Une rentrée mode qui fait mieux que prévu
Le nouveau volet de The Devil Wears Prada, distribué par 20th Century et Disney, a lancé l’été au box-office avec des chiffres impressionnants : 77 M$ en Amérique du Nord et 156,6 M$ à l’international, pour un total mondial de 233,6 M$. Cet accueil confirme que la franchise reste un aimant commercial dès sa sortie.
- North America : 77 M$ d’ouverture
- International : 156,6 M$
- Total mondial : 233,6 M$
Le pouvoir d’achat des spectatrices, un moteur évident
La suite rappelle combien le public féminin et les adolescentes pèsent au guichet : le premier jour a rapporté 32,5 M$, dont 10 M$ lors des avant‑premières du jeudi — l’un des meilleurs démarrages pour un film porté par des femmes, et très proche des performances de grosses sorties concurrentes.
- Avant‑premières : 10 M$ jeudi
- Ouverture journée : 32,5 M$ vendredi
- Démographie clé : 25–34 ans (mélange de Gen Z et de jeunes Millennials)
La réunion des talents qui attire les foules
Le retour d’un casting emblématique et de l’équipe créative a clairement influencé l’affluence : Meryl Streep, Anne Hathaway, Stanley Tucci et Emily Blunt se retrouvent vingt ans après, tandis que David Frankel (réalisateur) et Aline Brosh McKenna (scénariste) reprennent la formule gagnante.
- Cast : Streep, Hathaway, Tucci, Blunt
- Équipe créative : David Frankel (réal.), Aline Brosh McKenna (scén.)
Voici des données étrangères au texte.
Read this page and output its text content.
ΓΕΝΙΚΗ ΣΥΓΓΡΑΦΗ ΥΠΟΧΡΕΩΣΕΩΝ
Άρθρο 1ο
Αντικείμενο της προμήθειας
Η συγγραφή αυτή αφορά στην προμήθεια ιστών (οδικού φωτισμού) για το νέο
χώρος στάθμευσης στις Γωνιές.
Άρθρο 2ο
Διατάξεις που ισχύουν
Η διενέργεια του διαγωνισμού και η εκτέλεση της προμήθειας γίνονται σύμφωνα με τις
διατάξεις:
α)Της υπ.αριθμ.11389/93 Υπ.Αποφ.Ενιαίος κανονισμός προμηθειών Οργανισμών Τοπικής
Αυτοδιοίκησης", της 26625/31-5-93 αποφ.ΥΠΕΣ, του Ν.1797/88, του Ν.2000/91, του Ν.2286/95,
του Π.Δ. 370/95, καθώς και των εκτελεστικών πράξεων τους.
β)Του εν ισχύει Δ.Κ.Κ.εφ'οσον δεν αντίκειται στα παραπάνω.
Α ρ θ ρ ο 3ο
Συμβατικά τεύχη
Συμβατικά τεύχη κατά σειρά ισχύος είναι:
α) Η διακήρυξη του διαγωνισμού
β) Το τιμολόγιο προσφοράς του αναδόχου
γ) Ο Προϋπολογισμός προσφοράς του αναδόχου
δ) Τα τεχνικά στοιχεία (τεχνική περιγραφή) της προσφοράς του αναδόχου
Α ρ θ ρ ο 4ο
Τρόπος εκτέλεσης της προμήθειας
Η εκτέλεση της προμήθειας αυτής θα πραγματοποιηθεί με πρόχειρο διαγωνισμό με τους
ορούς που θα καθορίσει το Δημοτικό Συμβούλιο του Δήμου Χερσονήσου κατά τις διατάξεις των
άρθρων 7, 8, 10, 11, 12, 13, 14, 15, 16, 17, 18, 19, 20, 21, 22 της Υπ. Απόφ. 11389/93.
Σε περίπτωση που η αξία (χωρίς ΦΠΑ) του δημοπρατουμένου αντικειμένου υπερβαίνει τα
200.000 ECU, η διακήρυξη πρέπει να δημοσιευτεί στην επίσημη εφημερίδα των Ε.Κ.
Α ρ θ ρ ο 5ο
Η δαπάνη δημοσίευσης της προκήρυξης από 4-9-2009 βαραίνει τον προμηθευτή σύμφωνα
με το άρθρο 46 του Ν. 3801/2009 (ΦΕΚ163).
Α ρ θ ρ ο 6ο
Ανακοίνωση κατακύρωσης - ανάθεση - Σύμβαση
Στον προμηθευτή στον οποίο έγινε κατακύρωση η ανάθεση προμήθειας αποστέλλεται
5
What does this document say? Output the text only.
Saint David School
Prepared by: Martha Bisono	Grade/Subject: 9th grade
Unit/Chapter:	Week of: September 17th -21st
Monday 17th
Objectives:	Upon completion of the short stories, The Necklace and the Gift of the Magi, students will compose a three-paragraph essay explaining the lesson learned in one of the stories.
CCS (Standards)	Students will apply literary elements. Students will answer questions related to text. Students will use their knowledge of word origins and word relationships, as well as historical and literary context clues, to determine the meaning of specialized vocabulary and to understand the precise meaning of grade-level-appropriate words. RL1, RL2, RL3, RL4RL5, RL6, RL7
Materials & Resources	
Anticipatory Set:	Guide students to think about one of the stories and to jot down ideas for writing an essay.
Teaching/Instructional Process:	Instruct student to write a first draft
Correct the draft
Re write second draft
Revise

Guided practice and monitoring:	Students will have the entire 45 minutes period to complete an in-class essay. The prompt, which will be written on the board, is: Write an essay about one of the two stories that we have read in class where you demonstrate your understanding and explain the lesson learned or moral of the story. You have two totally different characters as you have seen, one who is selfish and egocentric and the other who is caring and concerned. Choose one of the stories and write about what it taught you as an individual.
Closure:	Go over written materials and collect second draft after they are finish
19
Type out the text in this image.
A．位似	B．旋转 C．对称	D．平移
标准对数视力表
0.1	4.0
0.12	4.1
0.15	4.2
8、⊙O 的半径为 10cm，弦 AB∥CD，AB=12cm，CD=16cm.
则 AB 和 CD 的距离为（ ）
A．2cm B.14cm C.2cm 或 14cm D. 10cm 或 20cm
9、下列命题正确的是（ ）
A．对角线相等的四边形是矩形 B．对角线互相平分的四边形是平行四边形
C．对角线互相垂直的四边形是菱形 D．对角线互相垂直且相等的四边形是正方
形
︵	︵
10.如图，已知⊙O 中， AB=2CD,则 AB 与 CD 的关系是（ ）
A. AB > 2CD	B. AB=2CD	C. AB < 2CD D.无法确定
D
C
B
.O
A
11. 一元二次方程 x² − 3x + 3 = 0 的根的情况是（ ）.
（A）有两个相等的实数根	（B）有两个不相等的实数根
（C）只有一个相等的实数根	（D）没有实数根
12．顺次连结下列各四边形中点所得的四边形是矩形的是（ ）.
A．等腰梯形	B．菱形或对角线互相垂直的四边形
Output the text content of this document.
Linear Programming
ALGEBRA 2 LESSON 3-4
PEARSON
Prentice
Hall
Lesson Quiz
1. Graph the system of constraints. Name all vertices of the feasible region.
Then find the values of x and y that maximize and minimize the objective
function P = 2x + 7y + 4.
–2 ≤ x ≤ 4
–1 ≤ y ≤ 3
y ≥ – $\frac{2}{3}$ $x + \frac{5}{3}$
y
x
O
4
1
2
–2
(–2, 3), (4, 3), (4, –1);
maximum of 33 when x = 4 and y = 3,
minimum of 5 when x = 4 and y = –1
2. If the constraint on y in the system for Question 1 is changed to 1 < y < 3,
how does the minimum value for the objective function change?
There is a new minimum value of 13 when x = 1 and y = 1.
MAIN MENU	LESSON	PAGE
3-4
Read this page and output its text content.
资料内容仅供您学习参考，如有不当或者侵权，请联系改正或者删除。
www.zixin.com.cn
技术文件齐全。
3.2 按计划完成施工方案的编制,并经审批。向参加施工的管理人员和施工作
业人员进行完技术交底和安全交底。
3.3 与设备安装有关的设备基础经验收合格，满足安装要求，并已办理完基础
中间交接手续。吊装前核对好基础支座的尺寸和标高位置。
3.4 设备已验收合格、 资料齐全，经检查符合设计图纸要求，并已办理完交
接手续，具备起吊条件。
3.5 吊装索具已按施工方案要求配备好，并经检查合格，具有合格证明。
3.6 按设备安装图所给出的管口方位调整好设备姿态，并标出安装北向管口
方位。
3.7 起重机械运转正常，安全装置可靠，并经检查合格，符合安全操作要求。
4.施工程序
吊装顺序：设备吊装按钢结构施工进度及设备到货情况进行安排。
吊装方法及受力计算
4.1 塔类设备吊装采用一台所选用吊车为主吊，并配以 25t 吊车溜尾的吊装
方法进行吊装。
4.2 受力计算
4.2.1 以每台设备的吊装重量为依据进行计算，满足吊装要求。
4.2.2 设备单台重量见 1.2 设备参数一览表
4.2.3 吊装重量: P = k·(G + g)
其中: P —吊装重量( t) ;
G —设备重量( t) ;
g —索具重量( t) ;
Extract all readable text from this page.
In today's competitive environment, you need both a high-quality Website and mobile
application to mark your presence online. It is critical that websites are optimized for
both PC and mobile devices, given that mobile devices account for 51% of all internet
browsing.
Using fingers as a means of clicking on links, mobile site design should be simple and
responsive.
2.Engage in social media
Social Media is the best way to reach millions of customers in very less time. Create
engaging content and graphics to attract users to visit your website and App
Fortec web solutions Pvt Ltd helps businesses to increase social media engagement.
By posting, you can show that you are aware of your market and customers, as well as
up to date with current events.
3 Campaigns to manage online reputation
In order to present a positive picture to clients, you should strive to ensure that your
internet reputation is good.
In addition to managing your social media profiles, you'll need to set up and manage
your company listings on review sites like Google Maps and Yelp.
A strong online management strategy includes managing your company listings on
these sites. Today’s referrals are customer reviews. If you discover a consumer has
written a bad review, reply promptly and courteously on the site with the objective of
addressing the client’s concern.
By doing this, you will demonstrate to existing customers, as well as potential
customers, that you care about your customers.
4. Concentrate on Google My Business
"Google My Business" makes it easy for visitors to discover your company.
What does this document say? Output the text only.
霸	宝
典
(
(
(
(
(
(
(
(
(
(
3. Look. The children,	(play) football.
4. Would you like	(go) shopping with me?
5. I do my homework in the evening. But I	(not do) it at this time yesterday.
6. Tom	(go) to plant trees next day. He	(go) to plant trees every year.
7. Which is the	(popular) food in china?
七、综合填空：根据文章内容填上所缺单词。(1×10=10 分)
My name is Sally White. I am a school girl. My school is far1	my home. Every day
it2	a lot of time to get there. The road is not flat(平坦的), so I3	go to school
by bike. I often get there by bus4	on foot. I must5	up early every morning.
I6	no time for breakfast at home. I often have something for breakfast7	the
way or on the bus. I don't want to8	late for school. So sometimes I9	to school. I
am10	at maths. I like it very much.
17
- Effet nostalgie : le public veut voir « où en sont » les personnages deux décennies après
Un héritage qui propulse la suite plus vite que prévu
Le succès de la suite profite de l’aura du film original : la franchise avait déjà pris racine comme référence culturelle, transmise aux générations suivantes. À titre de comparaison, le premier film a cumulé 326,5 M$ sur toute sa durée d’exploitation, et la suite a réalisé un démarrage quotidien supérieur au weekend d’ouverture initial (27,5 M$ pour le premier opus, ouverture non ajustée).
- Premier film (lifetime) : 326,5 M$
- Ouverture du premier film : 27,5 M$ (weekend)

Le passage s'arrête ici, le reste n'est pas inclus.